Relieved from Korean War duty 27 February, Purdy sailed for home via the Suez Canal and on 21 March completed her round-the-world cruise. Western Atlantic and Caribbean exercises carried her into 1953 and on 27 April she departed Newport for a second circumnavigation of the earth. Steaming via Suez, she arrived at Yokosuka on 9 June and after availability again took up duties with TF 77. Escort duty for the cruiser , bombardment and patrol operations from Chongjin to Wonsan, and duty with TF 96 preceded a reassignment to TF 77 and finally to TF 95 again for Pusan-Pohang patrol. Departing the Far East almost two months after the truce, she arrived at San Francisco 5 October and was back in the New England area by the end of the month.

===Cold War===

After Korea, Purdy regularly rotated east coast and Caribbean training operations with NATO exercises and 6th Fleet duty. In June 1955 she received the first Atomic-Biological-Chemical washdown system to be introduced to the fleet and-during the summers of 1956, 1957, and 1958—she made midshipmen summer training cruises, to Chile in 1957 and to Europe in 1958. Two years later while calling at Gythion, Greece, three of her crew were injured ashore assisting the local inhabitants contain a raging fire until fire fighting equipment could be brought from 25 mi away. On its arrival Purdys "fire-fighters" continued to assist by manning hoses which replaced the bucket brigade.

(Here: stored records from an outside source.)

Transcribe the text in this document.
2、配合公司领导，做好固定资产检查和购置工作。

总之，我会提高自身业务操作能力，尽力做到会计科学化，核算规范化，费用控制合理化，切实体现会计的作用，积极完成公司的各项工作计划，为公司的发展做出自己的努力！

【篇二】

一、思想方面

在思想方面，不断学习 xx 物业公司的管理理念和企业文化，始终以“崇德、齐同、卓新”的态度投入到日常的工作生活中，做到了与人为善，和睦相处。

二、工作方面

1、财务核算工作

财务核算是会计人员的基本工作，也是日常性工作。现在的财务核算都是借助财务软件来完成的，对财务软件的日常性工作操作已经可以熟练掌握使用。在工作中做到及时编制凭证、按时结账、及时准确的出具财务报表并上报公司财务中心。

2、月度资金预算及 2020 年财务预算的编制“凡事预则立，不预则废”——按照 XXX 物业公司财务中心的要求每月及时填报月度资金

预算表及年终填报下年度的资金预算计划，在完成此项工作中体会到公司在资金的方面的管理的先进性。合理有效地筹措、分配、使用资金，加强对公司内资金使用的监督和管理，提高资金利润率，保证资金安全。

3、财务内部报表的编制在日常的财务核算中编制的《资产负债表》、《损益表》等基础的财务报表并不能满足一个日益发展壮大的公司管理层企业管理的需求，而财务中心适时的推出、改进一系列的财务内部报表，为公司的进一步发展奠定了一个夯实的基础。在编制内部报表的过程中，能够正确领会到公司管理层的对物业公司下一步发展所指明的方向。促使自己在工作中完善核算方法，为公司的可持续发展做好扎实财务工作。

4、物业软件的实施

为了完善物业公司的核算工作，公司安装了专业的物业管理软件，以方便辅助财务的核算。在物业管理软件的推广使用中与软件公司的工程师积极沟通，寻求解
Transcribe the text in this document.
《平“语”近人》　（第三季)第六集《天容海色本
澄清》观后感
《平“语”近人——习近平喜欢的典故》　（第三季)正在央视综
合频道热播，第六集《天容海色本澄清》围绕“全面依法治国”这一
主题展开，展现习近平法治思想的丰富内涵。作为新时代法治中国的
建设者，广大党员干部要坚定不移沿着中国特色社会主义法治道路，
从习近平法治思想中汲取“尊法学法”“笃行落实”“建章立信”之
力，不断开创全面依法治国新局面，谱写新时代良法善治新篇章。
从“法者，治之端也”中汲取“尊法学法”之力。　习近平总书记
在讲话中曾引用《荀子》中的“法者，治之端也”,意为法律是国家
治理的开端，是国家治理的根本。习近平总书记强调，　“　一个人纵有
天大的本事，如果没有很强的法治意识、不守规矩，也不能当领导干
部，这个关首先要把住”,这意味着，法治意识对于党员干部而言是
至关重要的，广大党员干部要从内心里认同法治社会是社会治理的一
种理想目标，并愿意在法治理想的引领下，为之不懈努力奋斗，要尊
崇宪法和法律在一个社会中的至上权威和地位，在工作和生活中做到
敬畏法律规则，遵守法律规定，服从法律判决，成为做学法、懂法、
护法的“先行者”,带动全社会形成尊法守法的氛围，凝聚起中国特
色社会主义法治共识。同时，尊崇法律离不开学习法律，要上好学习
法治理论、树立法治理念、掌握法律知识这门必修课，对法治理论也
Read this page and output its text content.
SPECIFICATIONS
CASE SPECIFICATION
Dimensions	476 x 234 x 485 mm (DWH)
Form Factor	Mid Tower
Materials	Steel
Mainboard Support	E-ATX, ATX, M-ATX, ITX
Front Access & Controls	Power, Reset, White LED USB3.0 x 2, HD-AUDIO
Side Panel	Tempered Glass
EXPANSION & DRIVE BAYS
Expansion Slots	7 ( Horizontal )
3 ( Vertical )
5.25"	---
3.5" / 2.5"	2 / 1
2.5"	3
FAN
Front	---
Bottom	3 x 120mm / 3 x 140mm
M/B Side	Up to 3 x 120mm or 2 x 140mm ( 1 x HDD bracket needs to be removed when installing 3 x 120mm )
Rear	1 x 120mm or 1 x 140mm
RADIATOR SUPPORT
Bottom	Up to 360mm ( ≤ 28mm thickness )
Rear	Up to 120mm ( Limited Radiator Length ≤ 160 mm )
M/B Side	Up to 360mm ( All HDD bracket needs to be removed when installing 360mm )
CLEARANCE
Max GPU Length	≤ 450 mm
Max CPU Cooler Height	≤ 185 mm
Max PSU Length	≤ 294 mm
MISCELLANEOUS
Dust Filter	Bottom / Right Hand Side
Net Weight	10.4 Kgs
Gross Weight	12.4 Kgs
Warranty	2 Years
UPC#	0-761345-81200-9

Purdy was employed with the recovery forces for Project Mercury in the spring of 1961 and in the fall she cruised off the Dominican Republic supporting U.S. efforts to maintain stability in the Caribbean. A year later she returned to that sea for the same reason, but off a different island, and during November operated with other vessels implementing the Cuban Quarantine during the Cuban Missile Crisis.

On 1 April 1965 Purdy left DesRon 12 to commence operations with ResDesRon 30. Homeported at Fall River, Massachusetts, into 1970, she trained naval reservists, served as a school ship for Naval Destroyer School officer students, and tested and evaluated new equipment.

She was stricken from the register on 1 July 1973. Purdy was sold on 11 June 1974 to Northern Metals, Philadelphia and broken up for scrap.

Purdy earned one battle star during World War II and 3 during the Korean War.